[PATCH V2 1/4] can: m_can: update to support CAN FD features

Oliver Hartkopp socketcan at hartkopp.net
Wed Nov 5 05:10:05 PST 2014

On 05.11.2014 12:26, Dong Aisheng wrote:
> On Wed, Nov 05, 2014 at 11:12:24AM +0100, Oliver Hartkopp wrote:
>> On 05.11.2014 08:58, Dong Aisheng wrote:

>> Unfortunately No. Here it becomes complicated due to the fact that
>> the revision 3.0.x does not support per-frame switching for FD/BRS
>> ...
> I'm not sure i got your point.
>  From m_can spec, it allows switch CAN mode by setting CMR bit.
> Bits 11:10 CMR[1:0]: CAN Mode Request
> A change of the CAN operation mode is requested by writing to this bit field. After change to the
> requested operation mode the bit field is reset to “00” and the status flags FDBS and FDO are set
> accordingly. In case the requested CAN operation mode is not enabled, the value written to CMR is
> retained until it is overwritten by the next mode change request. In case CME = “01”/”10”/”11” a
> change to CAN operation according to ISO 11898-1 is always possible. Default is CAN operation
> according to ISO11898-1.
> 00 unchanged
> 01 Request CAN FD operation
> 10 Request CAN FD operation with bit rate switching
> 11 Request CAN operation according ISO11898-1
> So what's the difference between this function and the per-frame switching
> you mentioned?
>> When (priv->can.ctrlmode & CAN_CTRLMODE_FD) is true this *only*
>> tells us, that the controller is _capable_ to send either CAN or CAN
>> FD frames.
>> It does not configure the controller into one of these specific settings!
>> Additionally: AFAIK when writing to the CCCR you have to make sure
>> that there's currently no ongoing transfer.
> I don't know about it before.
> By searching m_can user manual v302 again, i still did not find this
> limitation. Can you point me if you know where it is?
> BTW, since we only use one Tx Buffer for transmission currently, so we
> should not meet that case that CAN mode is switched during transfer.
> So the issue you concern may not happen.

Yes. You are right. Having a FIFO with a size of 1 will help here :-)

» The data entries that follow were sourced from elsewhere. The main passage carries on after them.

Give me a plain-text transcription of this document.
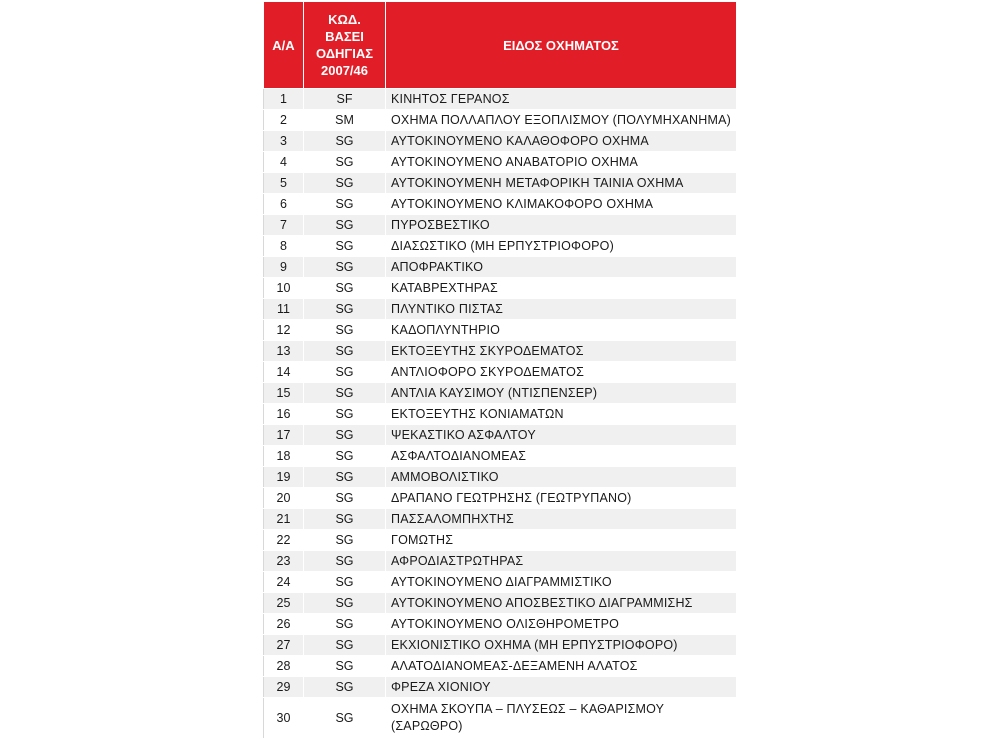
Α/Α	ΚΩΔ.
ΒΑΣΕΙ
ΟΔΗΓΙΑΣ
2007/46	ΕΙΔΟΣ ΟΧΗΜΑΤΟΣ
1	SF	ΚΙΝΗΤΟΣ ΓΕΡΑΝΟΣ
2	SM	ΟΧΗΜΑ ΠΟΛΛΑΠΛΟΥ ΕΞΟΠΛΙΣΜΟΥ (ΠΟΛΥΜΗΧΑΝΗΜΑ)
3	SG	ΑΥΤΟΚΙΝΟΥΜΕΝΟ ΚΑΛΑΘΟΦΟΡΟ ΟΧΗΜΑ
4	SG	ΑΥΤΟΚΙΝΟΥΜΕΝΟ ΑΝΑΒΑΤΟΡΙΟ ΟΧΗΜΑ
5	SG	ΑΥΤΟΚΙΝΟΥΜΕΝΗ ΜΕΤΑΦΟΡΙΚΗ ΤΑΙΝΙΑ ΟΧΗΜΑ
6	SG	ΑΥΤΟΚΙΝΟΥΜΕΝΟ ΚΛΙΜΑΚΟΦΟΡΟ ΟΧΗΜΑ
7	SG	ΠΥΡΟΣΒΕΣΤΙΚΟ
8	SG	ΔΙΑΣΩΣΤΙΚΟ (ΜΗ ΕΡΠΥΣΤΡΙΟΦΟΡΟ)
9	SG	ΑΠΟΦΡΑΚΤΙΚΟ
10	SG	ΚΑΤΑΒΡΕΧΤΗΡΑΣ
11	SG	ΠΛΥΝΤΙΚΟ ΠΙΣΤΑΣ
12	SG	ΚΑΔΟΠΛΥΝΤΗΡΙΟ
13	SG	ΕΚΤΟΞΕΥΤΗΣ ΣΚΥΡΟΔΕΜΑΤΟΣ
14	SG	ΑΝΤΛΙΟΦΟΡΟ ΣΚΥΡΟΔΕΜΑΤΟΣ
15	SG	ΑΝΤΛΙΑ ΚΑΥΣΙΜΟΥ (ΝΤΙΣΠΕΝΣΕΡ)
16	SG	ΕΚΤΟΞΕΥΤΗΣ ΚΟΝΙΑΜΑΤΩΝ
17	SG	ΨΕΚΑΣΤΙΚΟ ΑΣΦΑΛΤΟΥ
18	SG	ΑΣΦΑΛΤΟΔΙΑΝΟΜΕΑΣ
19	SG	ΑΜΜΟΒΟΛΙΣΤΙΚΟ
20	SG	ΔΡΑΠΑΝΟ ΓΕΩΤΡΗΣΗΣ (ΓΕΩΤΡΥΠΑΝΟ)
21	SG	ΠΑΣΣΑΛΟΜΠΗΧΤΗΣ
22	SG	ΓΟΜΩΤΗΣ
23	SG	ΑΦΡΟΔΙΑΣΤΡΩΤΗΡΑΣ
24	SG	ΑΥΤΟΚΙΝΟΥΜΕΝΟ ΔΙΑΓΡΑΜΜΙΣΤΙΚΟ
25	SG	ΑΥΤΟΚΙΝΟΥΜΕΝΟ ΑΠΟΣΒΕΣΤΙΚΟ ΔΙΑΓΡΑΜΜΙΣΗΣ
26	SG	ΑΥΤΟΚΙΝΟΥΜΕΝΟ ΟΛΙΣΘΗΡΟΜΕΤΡΟ
27	SG	ΕΚΧΙΟΝΙΣΤΙΚΟ ΟΧΗΜΑ (ΜΗ ΕΡΠΥΣΤΡΙΟΦΟΡΟ)
28	SG	ΑΛΑΤΟΔΙΑΝΟΜΕΑΣ-ΔΕΞΑΜΕΝΗ ΑΛΑΤΟΣ
29	SG	ΦΡΕΖΑ ΧΙΟΝΙΟΥ
30	SG	ΟΧΗΜΑ ΣΚΟΥΠΑ – ΠΛΥΣΕΩΣ – ΚΑΘΑΡΙΣΜΟΥ (ΣΑΡΩΘΡΟ)
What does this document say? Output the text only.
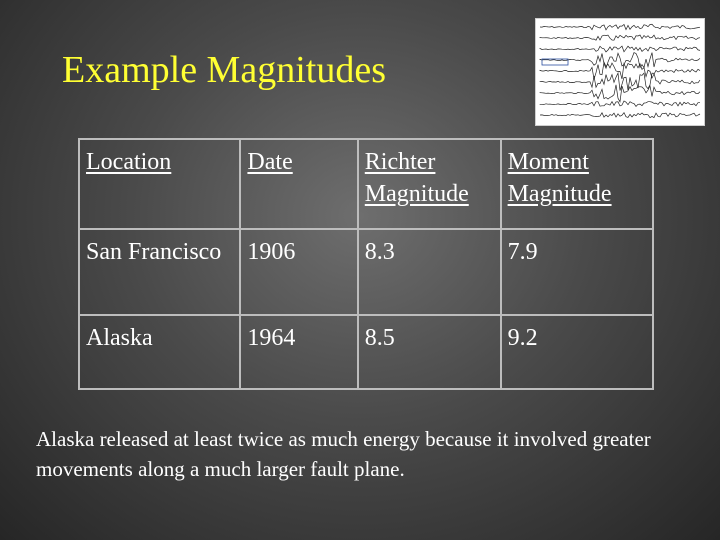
Example Magnitudes
Location	Date	Richter Magnitude	Moment Magnitude
San Francisco	1906	8.3	7.9
Alaska	1964	8.5	9.2
Alaska released at least twice as much energy because it involved greater movements along a much larger fault plane.
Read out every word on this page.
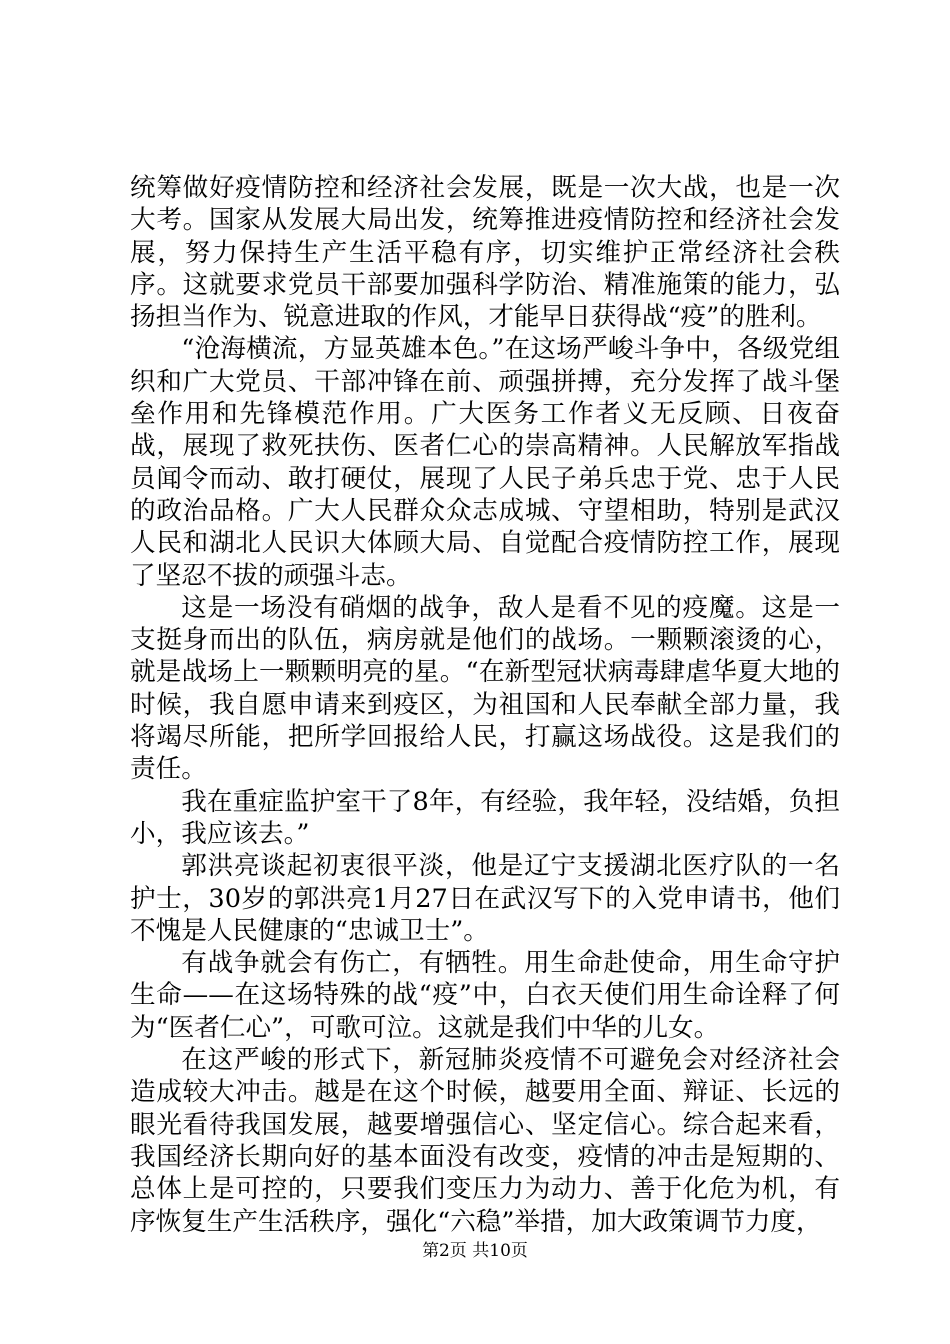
统筹做好疫情防控和经济社会发展，既是一次大战，也是一次大考。国家从发展大局出发，统筹推进疫情防控和经济社会发展，努力保持生产生活平稳有序，切实维护正常经济社会秩序。这就要求党员干部要加强科学防治、精准施策的能力，弘扬担当作为、锐意进取的作风，才能早日获得战“疫”的胜利。

“沧海横流，方显英雄本色。”在这场严峻斗争中，各级党组织和广大党员、干部冲锋在前、顽强拼搏，充分发挥了战斗堡垒作用和先锋模范作用。广大医务工作者义无反顾、日夜奋战，展现了救死扶伤、医者仁心的崇高精神。人民解放军指战员闻令而动、敢打硬仗，展现了人民子弟兵忠于党、忠于人民的政治品格。广大人民群众众志成城、守望相助，特别是武汉人民和湖北人民识大体顾大局、自觉配合疫情防控工作，展现了坚忍不拔的顽强斗志。

这是一场没有硝烟的战争，敌人是看不见的疫魔。这是一支挺身而出的队伍，病房就是他们的战场。一颗颗滚烫的心，就是战场上一颗颗明亮的星。“在新型冠状病毒肆虐华夏大地的时候，我自愿申请来到疫区，为祖国和人民奉献全部力量，我将竭尽所能，把所学回报给人民，打赢这场战役。这是我们的责任。

我在重症监护室干了8年，有经验，我年轻，没结婚，负担小，我应该去。”

郭洪亮谈起初衷很平淡，他是辽宁支援湖北医疗队的一名护士，30岁的郭洪亮1月27日在武汉写下的入党申请书，他们不愧是人民健康的“忠诚卫士”。

有战争就会有伤亡，有牺牲。用生命赴使命，用生命守护生命——在这场特殊的战“疫”中，白衣天使们用生命诠释了何为“医者仁心”，可歌可泣。这就是我们中华的儿女。

在这严峻的形式下，新冠肺炎疫情不可避免会对经济社会造成较大冲击。越是在这个时候，越要用全面、辩证、长远的眼光看待我国发展，越要增强信心、坚定信心。综合起来看，我国经济长期向好的基本面没有改变，疫情的冲击是短期的、总体上是可控的，只要我们变压力为动力、善于化危为机，有序恢复生产生活秩序，强化“六稳”举措，加大政策调节力度，

第2页 共10页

> Additionally it looks to me like m_can does allow set CMR bit at runtime
> since the mode change will take affect when controller becomes idle.
> See below:
> "A mode change requested by writing to CCCR.CMR will be executed next
> time the CAN protocol controller FSM reaches idle phase between CAN frames.
> Upon this event CCCR.CMR is reset to “00” and the status flags CCCR.FDBS
> and CCCR.FDO are set accordingly. In case the requested
> CAN operation mode is not enabled, the value written to CCCR.CMR is
> retained until it is overwritten by the next mode change request.
> Default is CAN operation according to ISO11898-1."

Ah. I assumed we have to take care to set these bits in the idle state.

So when thinking about the one and only tx buffer your current approach should 
work indeed. Sorry for my confusion.

>> I would suggest the following approach to make the revision 3.0.x
>> act like a correct CAN FD capable controller:
>> - create a helper function to switch FD and BRS while taking care of
>> ongoing transmissions
>> - create a variable that knows the current tx_mode for FD and BRS
>> When we need to send a CAN frame which doesn't fit the settings in
>> the tx_mode we need to switch the CCCR and update the tx_mode
>> variable.
>> This at least reduces the needed CCCR operations.
> Yes, i can do like that.
> But what i see by doing that is only reduces the needed CCCR operations?
> Any other benefits i missed?

No. I just thought about a function that also takes care of the idle phase to 
switch the bits. But now you made it clear that this is not needed - so you 
can stay on your current implementation: Setting the CCCR each time before 
sending the frame.

With the 3.1.x or 3.2.x this code will become obsolete then as the EDL and BRS 
seeting will get extra bits in the Tx Buffer.
But that's a future point.

> And the test for current code showed it seemed work well on the Mode
> switch among std frame/fd frame/brs frame.


Btw. I would suggest to integrate patch [4/4] into [3/4].